- Associated Press - Thursday, October 2, 2014

ENTERPRISE, Ore. (AP) — The Nez Perce Trail running from Wallowa Lake to 40 miles from the Canadian border in Montana commemorates the months-long flight for freedom of Chief Joseph and his people. This fall, the U.S. Forest Service invites public comment on the siting of the 1,700-mile trail.

Sandy McFarland, administrator for the Nez Perce National Historic Trail, from Orofino, Idaho, said the trail’s comprehensive plan is under revision, and she and her team are meeting with communities all along the trail to get input on the trail’s location.

She said the trail, including associated sites and auto tours, crosses a mix of local, county, state, federal and tribal jurisdictions, but is administered by the Forest Service.

“In the 1950s, the Nez Perce began to protect the trail and it was added to the National Trails System in 1986,” McFarland said.

The trail starts roughly near Wallowa Lake and winds down the Imnaha River to the Snake River at Dug Bar. Chief Joseph, along with Chiefs White Bird and Lookingglass, led 750 people along a circuitous route in an attempt to escape the U.S. Army’s pursuit. They fought battles at White Bird, Idaho, Big Hole, Montana, and Bear’s Paw, Montana, before surrendering.

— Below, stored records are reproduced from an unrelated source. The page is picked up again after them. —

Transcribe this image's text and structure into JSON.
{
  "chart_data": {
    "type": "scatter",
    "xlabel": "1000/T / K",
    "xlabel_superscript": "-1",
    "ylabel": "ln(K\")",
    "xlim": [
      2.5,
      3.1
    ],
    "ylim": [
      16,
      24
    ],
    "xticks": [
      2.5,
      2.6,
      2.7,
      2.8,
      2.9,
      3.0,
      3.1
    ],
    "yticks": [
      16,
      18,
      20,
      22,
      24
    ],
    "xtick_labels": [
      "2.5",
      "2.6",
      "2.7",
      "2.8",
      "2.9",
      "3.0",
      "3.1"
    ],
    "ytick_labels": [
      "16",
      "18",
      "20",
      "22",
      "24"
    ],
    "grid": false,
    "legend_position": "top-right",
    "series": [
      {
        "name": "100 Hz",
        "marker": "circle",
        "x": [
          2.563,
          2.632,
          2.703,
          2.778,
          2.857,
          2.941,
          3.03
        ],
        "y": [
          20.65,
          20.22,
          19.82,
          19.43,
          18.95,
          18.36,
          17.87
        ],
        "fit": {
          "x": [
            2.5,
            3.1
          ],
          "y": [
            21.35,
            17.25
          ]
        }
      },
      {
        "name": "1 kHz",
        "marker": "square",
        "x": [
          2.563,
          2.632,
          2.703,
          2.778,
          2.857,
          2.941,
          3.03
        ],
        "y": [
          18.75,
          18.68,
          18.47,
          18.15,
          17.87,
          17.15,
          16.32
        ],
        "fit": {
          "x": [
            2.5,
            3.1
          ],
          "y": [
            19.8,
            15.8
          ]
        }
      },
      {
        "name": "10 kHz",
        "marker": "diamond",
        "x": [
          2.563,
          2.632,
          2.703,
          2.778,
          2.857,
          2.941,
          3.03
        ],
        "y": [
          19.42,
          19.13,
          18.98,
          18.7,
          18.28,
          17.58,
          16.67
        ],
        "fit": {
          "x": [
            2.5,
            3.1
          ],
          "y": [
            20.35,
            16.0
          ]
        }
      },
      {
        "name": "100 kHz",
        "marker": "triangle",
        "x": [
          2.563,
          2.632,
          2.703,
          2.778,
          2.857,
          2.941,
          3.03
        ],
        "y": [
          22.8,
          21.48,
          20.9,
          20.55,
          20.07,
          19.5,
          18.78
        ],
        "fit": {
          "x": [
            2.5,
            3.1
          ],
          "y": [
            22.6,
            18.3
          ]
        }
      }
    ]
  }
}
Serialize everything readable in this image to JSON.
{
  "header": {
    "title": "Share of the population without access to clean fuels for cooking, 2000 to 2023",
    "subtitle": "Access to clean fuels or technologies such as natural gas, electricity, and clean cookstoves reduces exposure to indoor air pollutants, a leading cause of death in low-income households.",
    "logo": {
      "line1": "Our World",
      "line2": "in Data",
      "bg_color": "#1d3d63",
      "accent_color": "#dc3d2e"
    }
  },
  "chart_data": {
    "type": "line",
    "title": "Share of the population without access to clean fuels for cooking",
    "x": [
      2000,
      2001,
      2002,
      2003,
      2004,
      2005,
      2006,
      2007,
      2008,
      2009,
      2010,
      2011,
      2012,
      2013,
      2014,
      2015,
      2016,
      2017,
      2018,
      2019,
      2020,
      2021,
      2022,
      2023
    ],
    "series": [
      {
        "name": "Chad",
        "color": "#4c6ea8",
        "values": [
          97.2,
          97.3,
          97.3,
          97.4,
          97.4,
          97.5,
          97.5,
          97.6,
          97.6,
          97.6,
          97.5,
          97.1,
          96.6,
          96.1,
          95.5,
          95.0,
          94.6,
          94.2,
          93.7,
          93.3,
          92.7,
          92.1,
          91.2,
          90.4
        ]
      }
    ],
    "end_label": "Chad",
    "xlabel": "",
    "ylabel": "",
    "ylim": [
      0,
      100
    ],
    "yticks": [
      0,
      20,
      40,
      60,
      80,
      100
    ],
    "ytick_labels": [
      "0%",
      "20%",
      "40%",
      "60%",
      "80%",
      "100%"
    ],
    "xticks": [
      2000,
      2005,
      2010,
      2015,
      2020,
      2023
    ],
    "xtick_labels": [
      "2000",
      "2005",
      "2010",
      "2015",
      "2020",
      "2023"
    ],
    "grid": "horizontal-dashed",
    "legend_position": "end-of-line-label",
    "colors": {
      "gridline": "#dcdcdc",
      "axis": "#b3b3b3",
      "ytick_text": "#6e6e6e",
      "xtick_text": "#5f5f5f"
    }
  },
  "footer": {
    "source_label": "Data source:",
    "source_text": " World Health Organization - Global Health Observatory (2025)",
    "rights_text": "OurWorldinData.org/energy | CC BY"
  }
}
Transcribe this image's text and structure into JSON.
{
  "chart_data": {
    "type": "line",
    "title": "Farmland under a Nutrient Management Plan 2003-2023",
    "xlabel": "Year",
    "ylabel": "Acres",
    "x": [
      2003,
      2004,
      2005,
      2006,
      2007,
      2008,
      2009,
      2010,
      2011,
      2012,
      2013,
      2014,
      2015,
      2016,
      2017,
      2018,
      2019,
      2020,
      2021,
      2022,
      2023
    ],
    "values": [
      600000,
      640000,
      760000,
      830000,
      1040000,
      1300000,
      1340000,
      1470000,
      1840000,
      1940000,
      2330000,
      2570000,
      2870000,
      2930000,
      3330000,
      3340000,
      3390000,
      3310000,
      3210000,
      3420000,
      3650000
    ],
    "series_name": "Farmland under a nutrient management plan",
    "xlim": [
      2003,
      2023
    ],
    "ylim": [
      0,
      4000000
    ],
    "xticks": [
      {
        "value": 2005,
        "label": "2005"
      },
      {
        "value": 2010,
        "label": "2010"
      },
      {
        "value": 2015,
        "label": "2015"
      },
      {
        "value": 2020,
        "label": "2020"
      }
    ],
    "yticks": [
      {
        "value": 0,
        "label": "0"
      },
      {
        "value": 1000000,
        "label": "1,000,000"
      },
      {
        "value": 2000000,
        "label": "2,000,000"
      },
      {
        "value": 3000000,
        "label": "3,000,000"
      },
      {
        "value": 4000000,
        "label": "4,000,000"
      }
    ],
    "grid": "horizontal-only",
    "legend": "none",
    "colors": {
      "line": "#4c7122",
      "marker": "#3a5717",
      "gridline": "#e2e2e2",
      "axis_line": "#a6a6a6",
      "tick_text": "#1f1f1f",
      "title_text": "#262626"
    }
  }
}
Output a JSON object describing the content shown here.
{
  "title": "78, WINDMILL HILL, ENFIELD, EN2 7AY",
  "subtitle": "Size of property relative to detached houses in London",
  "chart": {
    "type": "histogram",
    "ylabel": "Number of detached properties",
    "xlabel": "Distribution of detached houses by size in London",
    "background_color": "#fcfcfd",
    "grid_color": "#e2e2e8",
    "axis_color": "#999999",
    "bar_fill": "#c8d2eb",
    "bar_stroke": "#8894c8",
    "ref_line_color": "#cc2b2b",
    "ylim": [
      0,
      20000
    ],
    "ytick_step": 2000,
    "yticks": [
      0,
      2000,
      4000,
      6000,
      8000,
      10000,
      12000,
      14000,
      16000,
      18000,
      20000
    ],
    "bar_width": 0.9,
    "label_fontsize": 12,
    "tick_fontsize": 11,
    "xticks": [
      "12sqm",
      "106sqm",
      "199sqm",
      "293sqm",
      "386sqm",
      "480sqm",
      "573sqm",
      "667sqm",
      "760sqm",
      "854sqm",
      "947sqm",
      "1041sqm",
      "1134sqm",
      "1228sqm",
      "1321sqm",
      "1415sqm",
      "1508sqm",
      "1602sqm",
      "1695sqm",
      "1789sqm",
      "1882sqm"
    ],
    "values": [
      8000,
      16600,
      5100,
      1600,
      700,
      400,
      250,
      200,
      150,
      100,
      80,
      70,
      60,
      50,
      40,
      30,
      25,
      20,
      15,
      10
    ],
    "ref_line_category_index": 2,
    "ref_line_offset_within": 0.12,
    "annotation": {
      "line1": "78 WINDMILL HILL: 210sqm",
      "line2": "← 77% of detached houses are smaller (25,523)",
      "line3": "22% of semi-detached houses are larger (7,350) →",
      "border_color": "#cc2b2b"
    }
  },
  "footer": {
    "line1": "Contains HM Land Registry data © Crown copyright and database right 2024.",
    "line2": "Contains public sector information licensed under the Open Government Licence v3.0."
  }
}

Julie Molzahn, the comprehensive plan coordinator, said in 1976 a study to include the trail into the national historic trail system was authorized. In 1981, an environmental assessment began and in 1986 it was included in the system.

The comprehensive plan is now under revision and public interest has increased since its inception. Developments such as energy development, cell towers, urban interface and new recreation activities impact the trail, Molzahn said.

“We can include sites off the auto tour or trail as well that are significant to the tribe,” Molzahn said.

Some of those identified are as far away as Baxter Springs, Kansas, and Fort Vancouver, Washington, and even Yellowstone National Park where the tribe camped.

“We want a consistent message on the trail,” Molzahn said.

The trail is on federal, state and locally managed public and private land. Molzahn said this requires a coordinated effort among states and local communities.

Little sites like the Joseph Canyon Overview and Dug Bar as well as battle sites like Bear’s Paw are all included - crossing not only 11 national forests, but Bureau of Land Management-managed areas and U.S. Fish and Wildlife refuges.

Molzahn said in 2006, the trails group reviewed plans and decided it was not meeting standards.

“An interagency review and a regional review of this plan indicate that it is no longer compliant and the 1985 environmental assessment is no longer valid,” Molzahn said.

In 2001, the first round of public meetings was held.

“One thing we heard was tourism is important. It brings in people to follow the historic trail,” said Molzahn.

The revision seeks to enhance compliance with the law and the trail’s future condition along with 3,000 miles of auto tour and associated trails used by the Nez Perce Tribe. Within five years of the revised plan the identified corridor will be marked on the ground in accordance with all the standard processes adopted, said Molzahn.

Yet the trail does not have to be literal. Molzahn said the Forest Service is working with private landowners and it can be relocated to better places when necessary.

“The line on the map can be moved around,” Molzahn said.